Photo by Greg Rakozy on Unsplash
Earlier this week, as I was walking and waiting for word on my mother-in-law, I was listening to a speech about Augustine, or St. Augustine as he is often known. Two things struck me about how Augustine viewed and verbalized his beliefs. The first one is found in the opening to his letters of Confessions.
Great are you, O Lord, and exceedingly worthy of praise; your power is immense, and your wisdom beyond reckoning. And so we humans, who are a due part of your creation, long to praise you—we who carry our mortality about with us, carry the evidence of our sin and with it the proof that you thwart the proud. Yet these humans, due part of your creation as they are, still do long to praise you. You arouse us so that praising you may bring us joy, because you have made us and drawn us to yourself, and our heart is unquiet until it rests in you. Grant me to know and understand, Lord.
So often when we hear this work quoted we skip right into what he is confessing and miss the reason he is confessing. There are many things we could look at in this opening, but time and space do not permit it. However, let’s summarize a few things: we are here because God created us; we are limited to our time on this earth; we are sinful, yet we long to praise God. Then on the flip side he describes the Lord: He is great, powerful, worthy of praise, and so forth. But I think the last few lines are so important. Augustine recognizes that God is the one that “arouses us” to praise Him, so we can have joy, and we will never be at rest until we find our place in Him.
The second is Augustine’s view that we place our affections, devotions, and attention to things we find lovely. “Do we love anything but the beautiful?”(Book 4) This is only one example of this teaching, but for our time and purposes it serves us well.
As I think about what life was like for my mother-in-law, I think about how she did, in fact, devote her life to what she found beautiful. For one, she had enough books to fill her own bookstore. No doubt when you walked in her home you could see her love for books, for it was on display everywhere. In her mind, books were a lovely part of her life.
However, Augustine says that his sin wasn’t always in what he found lovely, but that his sin was in his seeking pleasure and truth in places that were not God.
I lived in misery, like every man whose soul is tethered by the love of things that cannot last and then is agonized to lose them.
For it was my sin, that not in Him, but in His creatures—myself and others—I sought for pleasures, sublimities, truths, and so fell headlong into sorrows, confusions, errors.

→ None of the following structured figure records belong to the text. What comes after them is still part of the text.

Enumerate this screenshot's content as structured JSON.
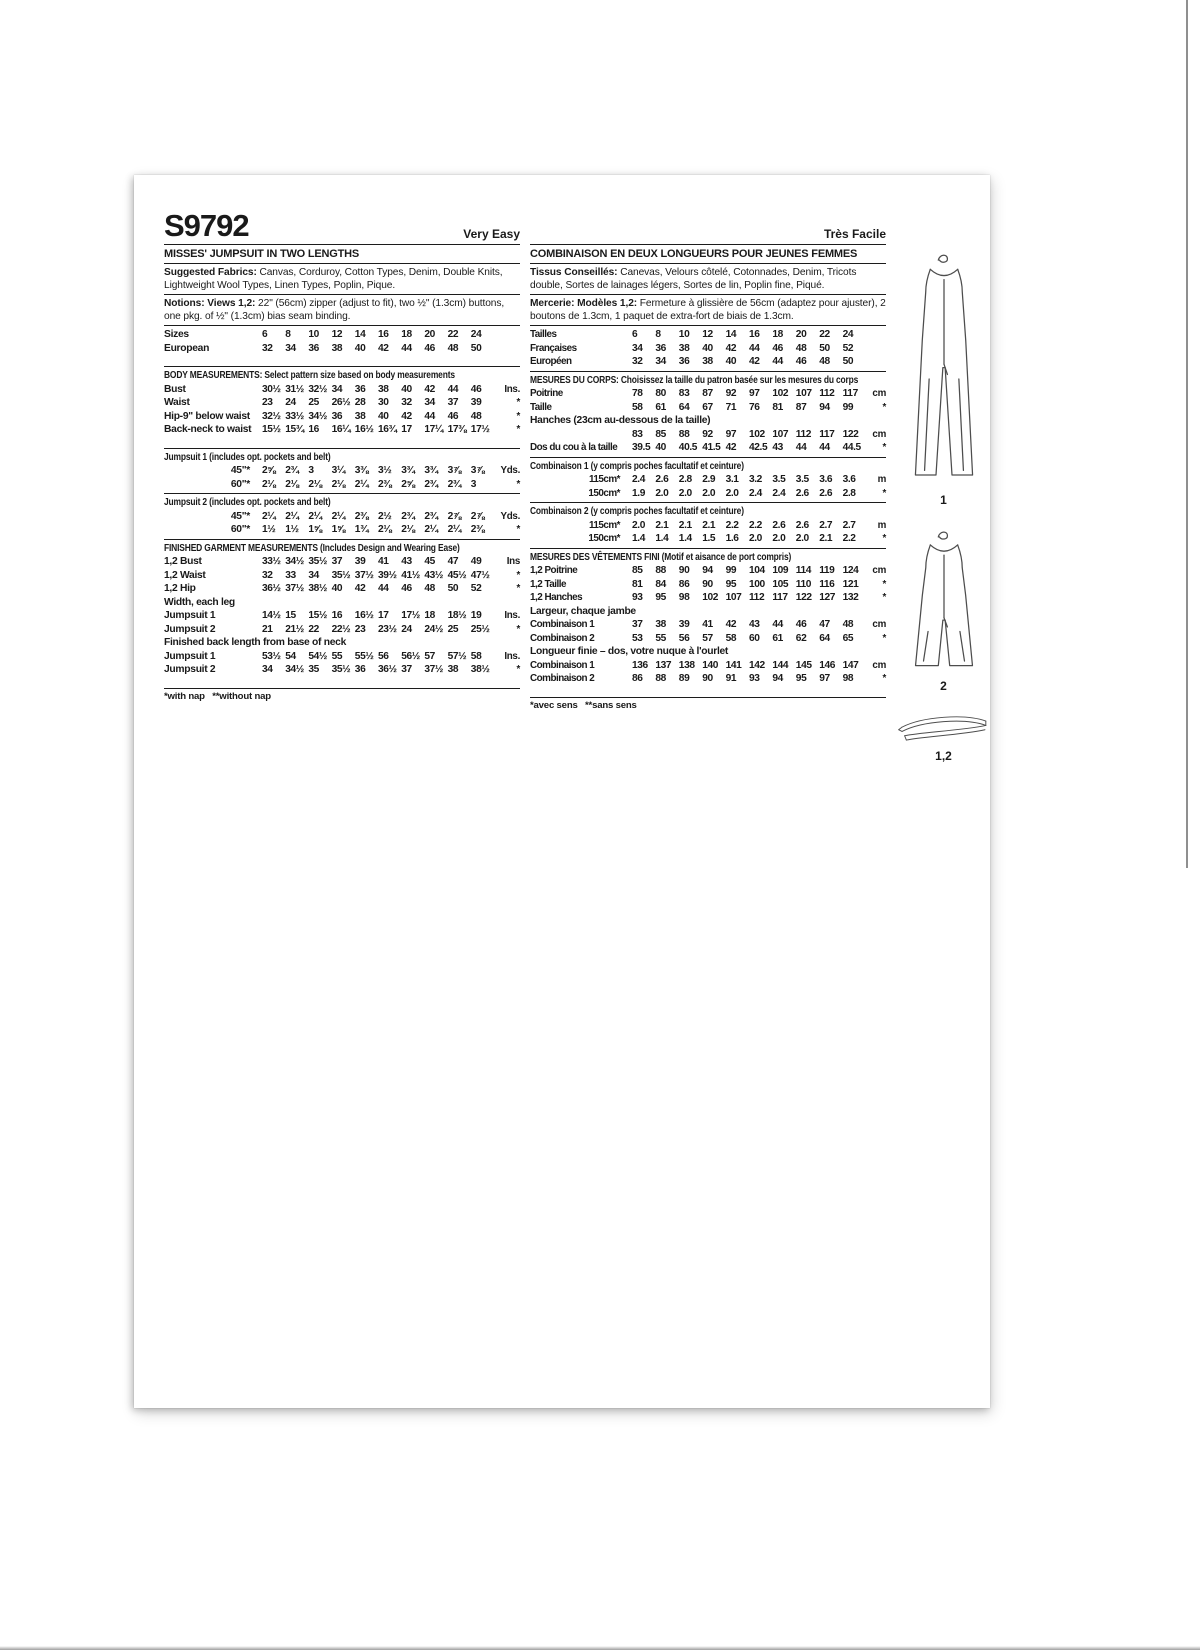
{
  "header": {
    "sku": "S9792",
    "difficulty_en": "Very Easy",
    "difficulty_fr": "Très Facile"
  },
  "illustrations": {
    "view1_label": "1",
    "view2_label": "2",
    "belt_label": "1,2"
  },
  "en": {
    "blocks": [
      {
        "t": "hr"
      },
      {
        "t": "head",
        "text": "MISSES' JUMPSUIT IN TWO LENGTHS"
      },
      {
        "t": "hr"
      },
      {
        "t": "para",
        "lead": "Suggested Fabrics:",
        "text": "Canvas, Corduroy, Cotton Types, Denim, Double Knits, Lightweight Wool Types, Linen Types, Poplin, Pique."
      },
      {
        "t": "hr"
      },
      {
        "t": "para",
        "lead": "Notions: Views 1,2:",
        "text": "22\" (56cm) zipper (adjust to fit), two ½\" (1.3cm) buttons, one pkg. of ½\" (1.3cm) bias seam binding."
      },
      {
        "t": "hr"
      },
      {
        "t": "row",
        "label": "Sizes",
        "cells": [
          "6",
          "8",
          "10",
          "12",
          "14",
          "16",
          "18",
          "20",
          "22",
          "24"
        ],
        "unit": ""
      },
      {
        "t": "row",
        "label": "European",
        "cells": [
          "32",
          "34",
          "36",
          "38",
          "40",
          "42",
          "44",
          "46",
          "48",
          "50"
        ],
        "unit": ""
      },
      {
        "t": "gap"
      },
      {
        "t": "hr"
      },
      {
        "t": "head2",
        "text": "BODY MEASUREMENTS: Select pattern size based on body measurements"
      },
      {
        "t": "row",
        "label": "Bust",
        "cells": [
          "30½",
          "31½",
          "32½",
          "34",
          "36",
          "38",
          "40",
          "42",
          "44",
          "46"
        ],
        "unit": "Ins."
      },
      {
        "t": "row",
        "label": "Waist",
        "cells": [
          "23",
          "24",
          "25",
          "26½",
          "28",
          "30",
          "32",
          "34",
          "37",
          "39"
        ],
        "unit": "*"
      },
      {
        "t": "row",
        "label": "Hip-9\" below waist",
        "cells": [
          "32½",
          "33½",
          "34½",
          "36",
          "38",
          "40",
          "42",
          "44",
          "46",
          "48"
        ],
        "unit": "*"
      },
      {
        "t": "row",
        "label": "Back-neck to waist",
        "cells": [
          "15½",
          "15¾",
          "16",
          "16¼",
          "16½",
          "16¾",
          "17",
          "17¼",
          "17⅜",
          "17½"
        ],
        "unit": "*"
      },
      {
        "t": "gap"
      },
      {
        "t": "hr"
      },
      {
        "t": "head2",
        "text": "Jumpsuit 1 (includes opt. pockets and belt)"
      },
      {
        "t": "row",
        "label": "45\"*",
        "indent": true,
        "cells": [
          "2⅝",
          "2¾",
          "3",
          "3¼",
          "3⅜",
          "3½",
          "3¾",
          "3¾",
          "3⅞",
          "3⅞"
        ],
        "unit": "Yds."
      },
      {
        "t": "row",
        "label": "60\"*",
        "indent": true,
        "cells": [
          "2⅛",
          "2⅛",
          "2⅛",
          "2⅛",
          "2¼",
          "2⅜",
          "2⅝",
          "2¾",
          "2¾",
          "3"
        ],
        "unit": "*"
      },
      {
        "t": "hr"
      },
      {
        "t": "head2",
        "text": "Jumpsuit 2 (includes opt. pockets and belt)"
      },
      {
        "t": "row",
        "label": "45\"*",
        "indent": true,
        "cells": [
          "2¼",
          "2¼",
          "2¼",
          "2¼",
          "2⅜",
          "2½",
          "2¾",
          "2¾",
          "2⅞",
          "2⅞"
        ],
        "unit": "Yds."
      },
      {
        "t": "row",
        "label": "60\"*",
        "indent": true,
        "cells": [
          "1½",
          "1½",
          "1⅝",
          "1⅝",
          "1¾",
          "2⅛",
          "2⅛",
          "2¼",
          "2¼",
          "2⅜"
        ],
        "unit": "*"
      },
      {
        "t": "hr"
      },
      {
        "t": "head2",
        "text": "FINISHED GARMENT MEASUREMENTS (Includes Design and Wearing Ease)"
      },
      {
        "t": "row",
        "label": "1,2 Bust",
        "cells": [
          "33½",
          "34½",
          "35½",
          "37",
          "39",
          "41",
          "43",
          "45",
          "47",
          "49"
        ],
        "unit": "Ins"
      },
      {
        "t": "row",
        "label": "1,2 Waist",
        "cells": [
          "32",
          "33",
          "34",
          "35½",
          "37½",
          "39½",
          "41½",
          "43½",
          "45½",
          "47½"
        ],
        "unit": "*"
      },
      {
        "t": "row",
        "label": "1,2 Hip",
        "cells": [
          "36½",
          "37½",
          "38½",
          "40",
          "42",
          "44",
          "46",
          "48",
          "50",
          "52"
        ],
        "unit": "*"
      },
      {
        "t": "sub",
        "text": "Width, each leg"
      },
      {
        "t": "row",
        "label": "Jumpsuit 1",
        "cells": [
          "14½",
          "15",
          "15½",
          "16",
          "16½",
          "17",
          "17½",
          "18",
          "18½",
          "19"
        ],
        "unit": "Ins."
      },
      {
        "t": "row",
        "label": "Jumpsuit 2",
        "cells": [
          "21",
          "21½",
          "22",
          "22½",
          "23",
          "23½",
          "24",
          "24½",
          "25",
          "25½"
        ],
        "unit": "*"
      },
      {
        "t": "sub",
        "text": "Finished back length from base of neck"
      },
      {
        "t": "row",
        "label": "Jumpsuit 1",
        "cells": [
          "53½",
          "54",
          "54½",
          "55",
          "55½",
          "56",
          "56½",
          "57",
          "57½",
          "58"
        ],
        "unit": "Ins."
      },
      {
        "t": "row",
        "label": "Jumpsuit 2",
        "cells": [
          "34",
          "34½",
          "35",
          "35½",
          "36",
          "36½",
          "37",
          "37½",
          "38",
          "38½"
        ],
        "unit": "*"
      },
      {
        "t": "gap"
      },
      {
        "t": "hr"
      },
      {
        "t": "note",
        "text": "*with nap   **without nap"
      }
    ]
  },
  "fr": {
    "blocks": [
      {
        "t": "hr"
      },
      {
        "t": "head",
        "text": "COMBINAISON EN DEUX LONGUEURS POUR JEUNES FEMMES"
      },
      {
        "t": "hr"
      },
      {
        "t": "para",
        "lead": "Tissus Conseillés:",
        "text": "Canevas, Velours côtelé, Cotonnades, Denim, Tricots double, Sortes de lainages légers, Sortes de lin, Poplin fine, Piqué."
      },
      {
        "t": "hr"
      },
      {
        "t": "para",
        "lead": "Mercerie: Modèles 1,2:",
        "text": "Fermeture à glissière de 56cm (adaptez pour ajuster), 2 boutons de 1.3cm, 1 paquet de extra-fort de biais de 1.3cm."
      },
      {
        "t": "hr"
      },
      {
        "t": "row",
        "label": "Tailles",
        "cells": [
          "6",
          "8",
          "10",
          "12",
          "14",
          "16",
          "18",
          "20",
          "22",
          "24"
        ],
        "unit": ""
      },
      {
        "t": "row",
        "label": "Françaises",
        "cells": [
          "34",
          "36",
          "38",
          "40",
          "42",
          "44",
          "46",
          "48",
          "50",
          "52"
        ],
        "unit": ""
      },
      {
        "t": "row",
        "label": "Européen",
        "cells": [
          "32",
          "34",
          "36",
          "38",
          "40",
          "42",
          "44",
          "46",
          "48",
          "50"
        ],
        "unit": ""
      },
      {
        "t": "hr"
      },
      {
        "t": "head2",
        "text": "MESURES DU CORPS: Choisissez la taille du patron basée sur les mesures du corps"
      },
      {
        "t": "row",
        "label": "Poitrine",
        "cells": [
          "78",
          "80",
          "83",
          "87",
          "92",
          "97",
          "102",
          "107",
          "112",
          "117"
        ],
        "unit": "cm"
      },
      {
        "t": "row",
        "label": "Taille",
        "cells": [
          "58",
          "61",
          "64",
          "67",
          "71",
          "76",
          "81",
          "87",
          "94",
          "99"
        ],
        "unit": "*"
      },
      {
        "t": "sub",
        "text": "Hanches (23cm au-dessous de la taille)"
      },
      {
        "t": "row",
        "label": "",
        "cells": [
          "83",
          "85",
          "88",
          "92",
          "97",
          "102",
          "107",
          "112",
          "117",
          "122"
        ],
        "unit": "cm"
      },
      {
        "t": "row",
        "label": "Dos du cou à la taille",
        "cells": [
          "39.5",
          "40",
          "40.5",
          "41.5",
          "42",
          "42.5",
          "43",
          "44",
          "44",
          "44.5"
        ],
        "unit": "*"
      },
      {
        "t": "hr"
      },
      {
        "t": "head2",
        "text": "Combinaison 1 (y compris poches facultatif et ceinture)"
      },
      {
        "t": "row",
        "label": "115cm*",
        "indent": true,
        "cells": [
          "2.4",
          "2.6",
          "2.8",
          "2.9",
          "3.1",
          "3.2",
          "3.5",
          "3.5",
          "3.6",
          "3.6"
        ],
        "unit": "m"
      },
      {
        "t": "row",
        "label": "150cm*",
        "indent": true,
        "cells": [
          "1.9",
          "2.0",
          "2.0",
          "2.0",
          "2.0",
          "2.4",
          "2.4",
          "2.6",
          "2.6",
          "2.8"
        ],
        "unit": "*"
      },
      {
        "t": "hr"
      },
      {
        "t": "head2",
        "text": "Combinaison 2 (y compris poches facultatif et ceinture)"
      },
      {
        "t": "row",
        "label": "115cm*",
        "indent": true,
        "cells": [
          "2.0",
          "2.1",
          "2.1",
          "2.1",
          "2.2",
          "2.2",
          "2.6",
          "2.6",
          "2.7",
          "2.7"
        ],
        "unit": "m"
      },
      {
        "t": "row",
        "label": "150cm*",
        "indent": true,
        "cells": [
          "1.4",
          "1.4",
          "1.4",
          "1.5",
          "1.6",
          "2.0",
          "2.0",
          "2.0",
          "2.1",
          "2.2"
        ],
        "unit": "*"
      },
      {
        "t": "hr"
      },
      {
        "t": "head2",
        "text": "MESURES DES VÊTEMENTS FINI (Motif et aisance de port compris)"
      },
      {
        "t": "row",
        "label": "1,2 Poitrine",
        "cells": [
          "85",
          "88",
          "90",
          "94",
          "99",
          "104",
          "109",
          "114",
          "119",
          "124"
        ],
        "unit": "cm"
      },
      {
        "t": "row",
        "label": "1,2 Taille",
        "cells": [
          "81",
          "84",
          "86",
          "90",
          "95",
          "100",
          "105",
          "110",
          "116",
          "121"
        ],
        "unit": "*"
      },
      {
        "t": "row",
        "label": "1,2 Hanches",
        "cells": [
          "93",
          "95",
          "98",
          "102",
          "107",
          "112",
          "117",
          "122",
          "127",
          "132"
        ],
        "unit": "*"
      },
      {
        "t": "sub",
        "text": "Largeur, chaque jambe"
      },
      {
        "t": "row",
        "label": "Combinaison 1",
        "cells": [
          "37",
          "38",
          "39",
          "41",
          "42",
          "43",
          "44",
          "46",
          "47",
          "48"
        ],
        "unit": "cm"
      },
      {
        "t": "row",
        "label": "Combinaison 2",
        "cells": [
          "53",
          "55",
          "56",
          "57",
          "58",
          "60",
          "61",
          "62",
          "64",
          "65"
        ],
        "unit": "*"
      },
      {
        "t": "sub",
        "text": "Longueur finie – dos, votre nuque à l'ourlet"
      },
      {
        "t": "row",
        "label": "Combinaison 1",
        "cells": [
          "136",
          "137",
          "138",
          "140",
          "141",
          "142",
          "144",
          "145",
          "146",
          "147"
        ],
        "unit": "cm"
      },
      {
        "t": "row",
        "label": "Combinaison 2",
        "cells": [
          "86",
          "88",
          "89",
          "90",
          "91",
          "93",
          "94",
          "95",
          "97",
          "98"
        ],
        "unit": "*"
      },
      {
        "t": "gap"
      },
      {
        "t": "hr"
      },
      {
        "t": "note",
        "text": "*avec sens   **sans sens"
      }
    ]
  }
}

What does this have to do with our passage today?
He who loves money will not be satisfied with money, nor he who loves wealth with his income; this also is vanity. Ecclesiastes 5:10
That sounds like exactly what Augustine was alluding to. The love of money will not satisfy. This world will not satisfy. Why? Because we weren’t created to love things, but rather, we were created to love and honor and worship and be in relationship with the Lord.
When we spend our life seeking satisfaction outside of the Lord and His will and ways, we will always wind up lacking. The things that our life is filled with must be partnered with an understanding of how God has blessed us with those things. We praise Him and thank Him for the gifts that He gives, but we also seek Him. For in Him and Him alone do we find the purpose of why we were created to be in a relationship with Him. That’s why Augustine writes and asks the Lord to “grant him to know and understand.”
Our passage this week says, “Here is what I have seen to be good: it is appropriate to eat, drink,and experience good in all the labor one does under the sun during the few days of his life God has given him, because that is his reward” (verse 18). The preacher recognized that this life is good. There is reward, but this is given by God. When we leave God out or think we have accomplished these things without Him, we only find an unrest in our souls.
As we think about the teachings of Ecclesiastes and what we will take with us from them, I hope, if nothing else, we understand that God has given us good things to enjoy. He has blessed us with knowledge of Him. We can know Him and draw close to Him in all circumstances. We confess our faulty ways of seeking satisfaction outside of Him, and we ask that He draws us back to Himself. In closing this little writing, I want to urge you to think on these words of Augustine, especially as they relate to the teachings of the Preacher, and pause, using his quote below as a prayer prompt for yourself.
True happiness is to rejoice in the truth, for to rejoice in the truth is to rejoice in you, O God, who are the Truth, you, my God, my true Light, to whom I look for salvation.